A.D. Rattray Highland Park Distillery Independent Bottlers Island of Orkney Scotland Whisky from 50 to 100 euros

Cask Orkney 18yo

Review of a bottling from a "mysterious" distillery by A.D. Rattray.

Origin: Orkney (Scotland)
Type: Single Malt Scotch Whisky
Gradation: 46 %ABV
Ageing casks: Ex-Bourbon
Chillfiltered: No
Added colouring: No
Owner: A. D. Rattray Ltd.
Average price: € 100.00
Official website: www.adrattray.com
Vote: 88/100

With today’s whisky we introduce a new independent bottler to the blog: A.D. Rattray. New on these pages but not on the international scene, if you consider that the company was founded by Andrew Dewar Rattray in 1868. In the beginning, revenues came from the importation of French wines, Italian liqueurs and olive oil, but over time, overcoming crises of no small magnitude, A. D. Rattray, led today by Stanley Walker Morrison, was able to establish itself also in the field of whisky. Its current range of products is divided, as is often the case, into different series and is characterised by a rather high average quality.
The Cask of Scotland series, to which today’s whisky belongs, is made up of limited releases from undeclared distilleries and was created with the intention of capturing, and returning to the drinker, a sort of exemplary profile of the single malts of each region. So far a Speyside 12yo Sherry Finish Cask, a Speyside 10yo Cask, an Islay Cask, an Islay Bourbon Edition Cask Strenght and an Orkney 18yo Cask have been released. It is the latter that we pour into the glass.
When it comes to the Orkney Islands, it ‘s never too difficult to guess which distillery it comes from: we’ll just suggest that its name begins with an “eich”.
Matured in ex-Bourbon, natural colour, no chillfiltration, 46% ABV. All the prerequisites for a high level of drinking are there.

Tasting notes

The colour closely resembles that of green tea.
It may be a coincidence (or a wholly personal suggestion), but the first sensation on the nose is precisely that of green tea, with touches of aniseed and liquorice root. At least in the first part of the olfactory examination, the general impression, which is indeed quite fascinating, is that of a walk in the woods while it’s raining: wet grass, damp earth and a vague scent of pine resin (or pine itself).
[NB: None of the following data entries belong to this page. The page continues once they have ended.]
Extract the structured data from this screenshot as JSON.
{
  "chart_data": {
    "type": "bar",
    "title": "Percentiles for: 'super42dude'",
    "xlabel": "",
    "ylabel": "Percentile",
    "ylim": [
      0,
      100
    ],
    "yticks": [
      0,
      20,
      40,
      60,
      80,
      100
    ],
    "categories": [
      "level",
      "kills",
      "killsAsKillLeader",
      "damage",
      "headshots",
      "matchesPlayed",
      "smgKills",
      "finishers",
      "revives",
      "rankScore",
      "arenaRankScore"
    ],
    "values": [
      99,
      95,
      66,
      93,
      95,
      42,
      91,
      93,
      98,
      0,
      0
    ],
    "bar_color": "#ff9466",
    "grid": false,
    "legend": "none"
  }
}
Over time, a memory of dried apricot and white grapes emerge, with a spicy hint of cloves, bound together by a light thread of smoke. After several minutes, a composite and radically different set of fragrances asserts itself: a note of slightly sour pear and of bergamot zest, but also hints of icing sugar and butter biscuits.
In the mouth the music changes, at least in part: the pear and butter biscuits remain, but a really important citrus note of yellow orange tends to take over, with a slight hint of smoke in the background. A memory of angel cake takes us back a few years to the best part of our childhood, while a touch of ginger opens the door to a decidedly long finish in which, alongside the Granny Smith apple, we find a slightly more intense smoke, which is the authentic trademark of the mysterious distillery.

A sophisticated whisky that systematically avoids banality, designed for discerning drinkers willing to take risks and which, by the way, is marketed at an unrepeatable price for a bottle of this calibre.